Well, since I have a small capital, I stick with 10x leverage; 2% of the total capital is my margin while sticking using SL.
In the daily time frame, since I already saw the possible scenario that the price would rebound from $82k as a retracement level for the Fibonacci sequence, I went short with only 1:2RR I didn't stop trailing this time because I was also expecting $69k to $70k to be respected, but it failed.
I don't think if this is luck, but having some skills to analyze helps me to predict the possible scenario.
I only seek retracements, but I didn't enter at $82k. I just analyze that this is the retracement level for the daily time frame. I only trade on the 1h time frame. Once the 200 EMA breaks, that is a sign for bearish for me; my retracement level where I enter is $77k.
It looks like you end up saying that trading is gambling because you added luck as one of the reasons why some traders got winning trades.
Low leverage can still encourage averaging, but martingale is very bad. Starting a trade with 0.2x leverage is very good.
Martingale is very bad; however, I saw successful traders on this, but I still can't figure out the psychology behind their strategy using martingale. I saw traders use this martingale on the countertrend system. It's too risky, and I think it only works for those who have a big capital.
The best part of a countertrend strategy is that even with a slight move, they can trade breakeven or make a profit on slight movements.

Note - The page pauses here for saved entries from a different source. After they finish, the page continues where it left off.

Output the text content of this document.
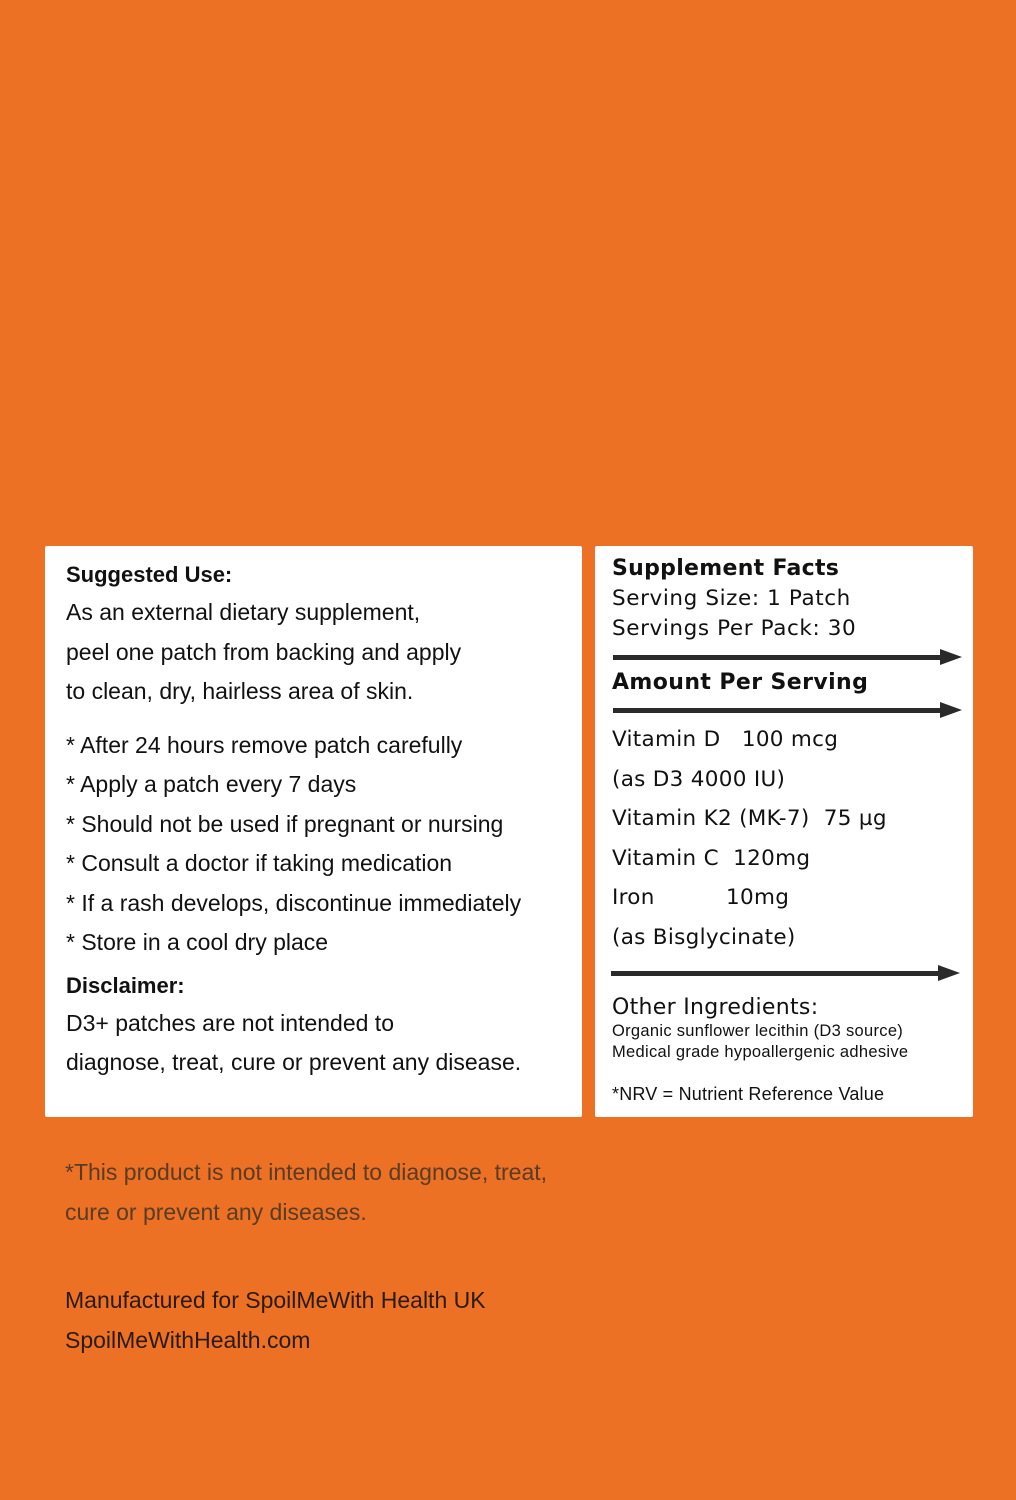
Suggested Use:
As an external dietary supplement,
peel one patch from backing and apply
to clean, dry, hairless area of skin.
* After 24 hours remove patch carefully
* Apply a patch every 7 days
* Should not be used if pregnant or nursing
* Consult a doctor if taking medication
* If a rash develops, discontinue immediately
* Store in a cool dry place
Disclaimer:
D3+ patches are not intended to
diagnose, treat, cure or prevent any disease.
Supplement Facts
Serving Size: 1 Patch
Servings Per Pack: 30
Amount Per Serving
Vitamin D   100 mcg
(as D3 4000 IU)
Vitamin K2 (MK-7)  75 µg
Vitamin C  120mg
Iron          10mg
(as Bisglycinate)
Other Ingredients:
Organic sunflower lecithin (D3 source)
Medical grade hypoallergenic adhesive
*NRV = Nutrient Reference Value
*This product is not intended to diagnose, treat,
cure or prevent any diseases.
Manufactured for SpoilMeWith Health UK
SpoilMeWithHealth.com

I am actually planning to try this countertrend strategy and open a sub-account for this with small capital. It looks similar to Waka Waka EA(Automated) but this one is manual.
Someone discuss this on the trading forum. I saw some traders who were successful making a profit with this strategy while applying the martingale; pretty bad. It looks riskier to me; I don't have a huge capital to do this. Based on my understanding, they have a grid or level where they are going to double their entry to avoid blowing their capital immediately. I'm still figuring out the psychology behind this and how they apply the risk management here. I saw a video of this as what others illustrate; it looks like a series of SL above the higher highs or lower lows, which their limit, I guess, is when they keep entering countertrend.
Honestly, I don't trade against the trend; that is one of my strict rules, but other traders do this, and it appears to work for them on forex. We know this one is much more stable than Bitcoin, so I was thinking this might not work. However, without trying it, we do not know if this will work or not. At least even a paper money to test this out will give us clarification if this strategy will work or not.